Ce qu'il y a à noter pour notre étude de diplôme cette année, c'est que les sujets d'expérience ne sont pas les enfants en général, mais particulièrement la petite, voir la très petite enfance. Les enfants dont elle parle vont des nouveaux nés jusqu'aux enfants de 6 ans. Et elle parle de façon générale de leur capacité d'apprentissages, qui est le noyau de leur vie à cette âge.
Il est également bon de remarquer la posture de Céline Alvarez. Elle est très engagée. Elle ne cesse de répéter que ces préoccupations sont organiques pour elle, et qu'elles constituent son combat principal. Elle se positionne dans une volonté de révolution de l'éducation, et nous avons l'impression qu'elle se battra tout au long de sa vie pour cette cause. Et ce qui est le plus étonnant et intelligent, c'est qu'il découle de son style d'écriture et de sa façon de parler une grande positivité. Dans son livre, les superlatifs ne manquent pas, et sont parfois tellement présents qu'ils peuvent paraître superficiels. Il serait bon de compter combien de fois les mot « joie » et « amour » ont été écrit dans le livre.

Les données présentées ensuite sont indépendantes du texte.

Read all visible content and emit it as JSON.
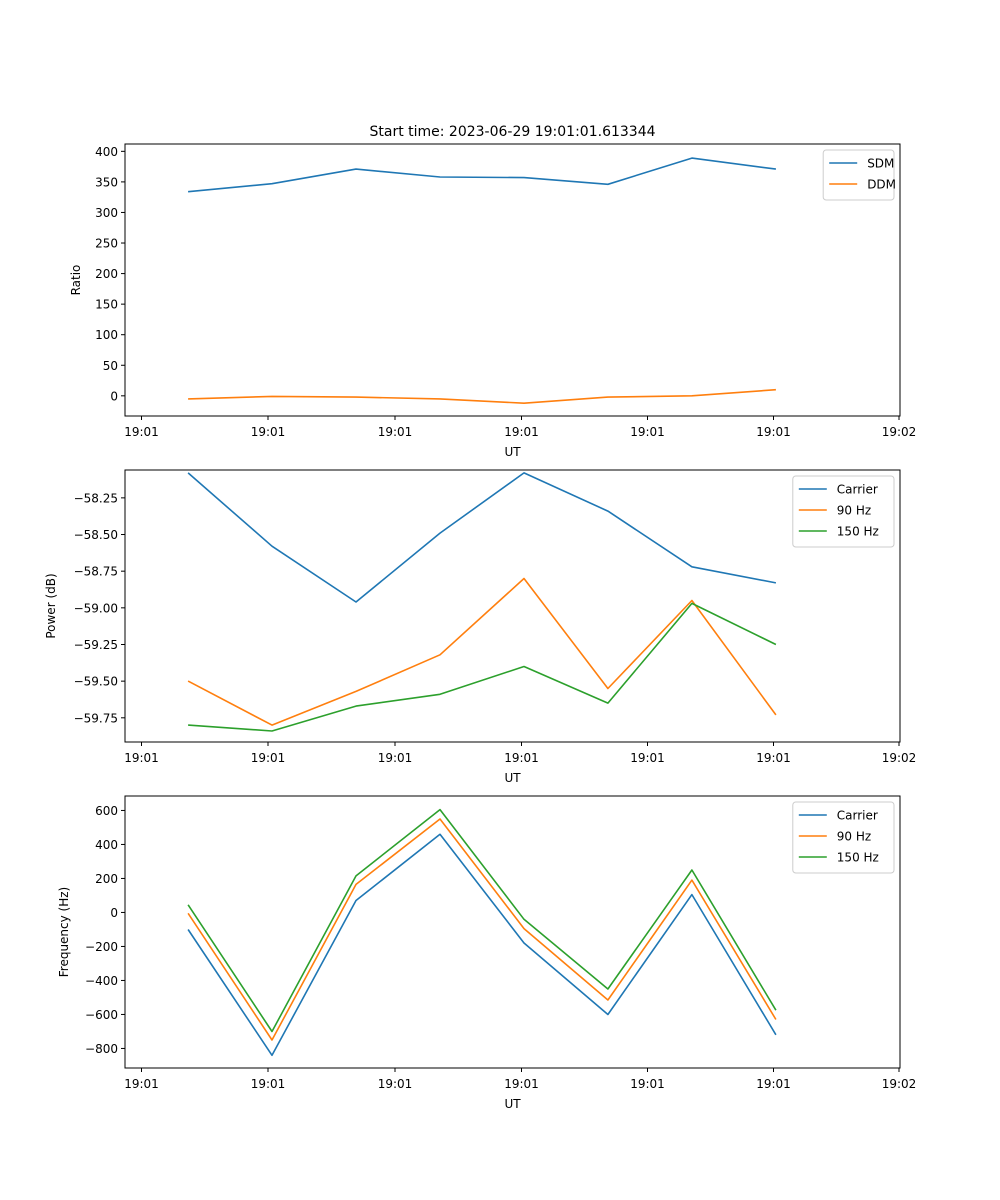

Et sur scène, son calme et son sourire nous berce et nous materne pour nous emmener avec beaucoup de finesse sur le champ de bataille de l'éducation.
Justement, quelles sont ses armes et sur quoi porte son propos ? Nous avons relevé trois entrées par lesquelles Céline Alvarez passe pour nous dire que l'école doit être repensée de fond en combles : L'environnement de l'enfant ( l'apprentissage par l'extérieur ), les lois naturelles de l'enfant ( l'apprentissage par l'intérieur ), et les outils utilisés.
L'environnement de l'enfantDans un premier temps, on nous dit que l'enfant, surtout à cet âge, est un véritable vampire dans son environnement. Il va s’imprégner de façon involontaire de tout ce qui l'entoure. Des informations sensorielles, des attitudes, des comportements... C'est pour cette raison qu'il faut que cet environnement soit le plus riche possible.
C'est pourquoi « faire exemple » est important. Pour enseigner des valeurs à un enfant, il est incorrecte de l'obliger à les suivre verbalement, il faut dans un premier temps les suivre sois même, être ces valeurs, pour que les enfant les observe. Le sentiment d'injustice pourrait naître chez lui. Et ceci découle sur pleins d'aspects de la vie quotidienne. Pour l'exemple le plus parlant, en classe il serait incohérent pour un professeur de crier à un enfant de se calmer. Un des méthodes concrète de Céline Alvarez consiste à aller voir cet enfant calmement et de lui parler calmement pour lui dire de se calmer.
Dans ce même principe, l'auteure, linguiste de base, va nous dire à quel point le langage est important pour l'enfant. D'une part dans les premières années de sa vie, même si il ne parle pas, pour développer sa capacité à comprendre et à s'exprimer. D'autre part dans le choix de ce langage que nous allons lui transmettre, en effet toujours sous le principe d'exemple il est impossible d'interdire à des enfants de ne pas dire de gros mots alors qu'il y serait confronté à longueur de journée. Et enfin, le langage est important dans le raffinement humain qu'il pourra lui apporter. À travers cette richesse du vocabulaire, il n'est pas question de paraître snob ou hautain, mais plutôt d'avoir la capacité de mettre des mots sur des sensations, des émotions, pour pouvoir se comprendre et avoir conscience de soi même, mais aussi pour comprendre l'autre. Ainsi, puisque réglés de façon raisonnée et non passionnelle, les conflits sont quasi-inexistants, et se résolvent le plus souvent très rapidement comme le montrent les applications concrètes que met en place Céline Alvarez.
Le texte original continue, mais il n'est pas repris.